In vivo [U- 13 C]-glucose labeling to assess heart metabolism in murine models of pressure and volume overload

Alterations in the metabolism of substrates such as glucose are integrally linked to the structural and functional changes that occur in the remodeling heart. Assessment of such metabolic changes under in vivo conditions would provide important insights into this inter-relationship. We aimed to investigate glucose carbon metabolism in pressure-overload and volume-overload cardiac hypertrophy by using an in vivo [U-13C]-glucose labeling strategy to enable analyses of the metabolic fates of glucose carbons in the mouse heart.

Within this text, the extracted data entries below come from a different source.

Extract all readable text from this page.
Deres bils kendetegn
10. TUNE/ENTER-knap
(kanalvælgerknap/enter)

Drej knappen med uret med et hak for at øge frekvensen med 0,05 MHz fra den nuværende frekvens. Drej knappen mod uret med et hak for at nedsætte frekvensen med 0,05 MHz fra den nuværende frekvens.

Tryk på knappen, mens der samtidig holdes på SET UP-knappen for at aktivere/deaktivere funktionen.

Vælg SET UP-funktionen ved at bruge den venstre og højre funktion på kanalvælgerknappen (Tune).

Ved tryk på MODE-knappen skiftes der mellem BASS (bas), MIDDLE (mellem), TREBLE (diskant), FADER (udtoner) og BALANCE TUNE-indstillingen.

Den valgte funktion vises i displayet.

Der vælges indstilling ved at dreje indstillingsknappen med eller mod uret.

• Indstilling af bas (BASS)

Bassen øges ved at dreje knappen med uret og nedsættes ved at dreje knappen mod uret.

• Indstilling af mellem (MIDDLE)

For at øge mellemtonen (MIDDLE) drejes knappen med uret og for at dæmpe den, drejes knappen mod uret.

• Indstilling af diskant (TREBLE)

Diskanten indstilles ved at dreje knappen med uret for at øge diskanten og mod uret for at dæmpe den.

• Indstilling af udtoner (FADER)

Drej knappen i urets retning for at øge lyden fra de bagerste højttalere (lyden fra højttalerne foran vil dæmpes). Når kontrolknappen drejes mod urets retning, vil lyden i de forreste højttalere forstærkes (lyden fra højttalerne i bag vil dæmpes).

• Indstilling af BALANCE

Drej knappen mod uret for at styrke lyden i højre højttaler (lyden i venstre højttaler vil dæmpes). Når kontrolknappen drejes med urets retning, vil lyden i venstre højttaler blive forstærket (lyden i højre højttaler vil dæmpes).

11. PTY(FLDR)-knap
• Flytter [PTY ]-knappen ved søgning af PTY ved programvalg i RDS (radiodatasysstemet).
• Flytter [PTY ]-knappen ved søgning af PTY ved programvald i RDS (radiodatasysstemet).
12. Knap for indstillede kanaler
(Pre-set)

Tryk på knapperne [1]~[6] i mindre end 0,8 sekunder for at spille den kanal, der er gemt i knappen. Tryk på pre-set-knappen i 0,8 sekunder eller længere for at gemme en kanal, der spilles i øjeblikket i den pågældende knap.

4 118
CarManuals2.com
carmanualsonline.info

Therefore, [U-13C]-glucose was administered in anesthetized mice by tail vein infusion and the optimal duration of infusion established. Hearts were then excised for 13C metabolite isotopomer analysis by NMR spectroscopy. [U-13C]-glucose infusions were performed in mice 2 weeks following transverse aortic constriction (TAC) or aorto-caval fistula (Shunt) surgery. At this time point, there were similar increases in left ventricular (LV) mass in both groups but TAC resulted in concentric hypertrophy with impaired LV function whereas Shunt caused eccentric hypertrophy with preserved LV function. TAC was accompanied by significant changes in glycolysis, mitochondrial oxidative metabolism, glucose metabolism to anaplerotic substrates and de novo glutamine synthesis. In contrast to TAC, hardly any metabolic changes could be observed in the Shunt group. Taken together, in vivo [U-13C]-glucose labeling is a valuable method to investigate the fate of nutrients such as glucose in the remodeling heart. We find that concentric and eccentric cardiac remodeling are accompanied by distinct differences in glucose carbon metabolism.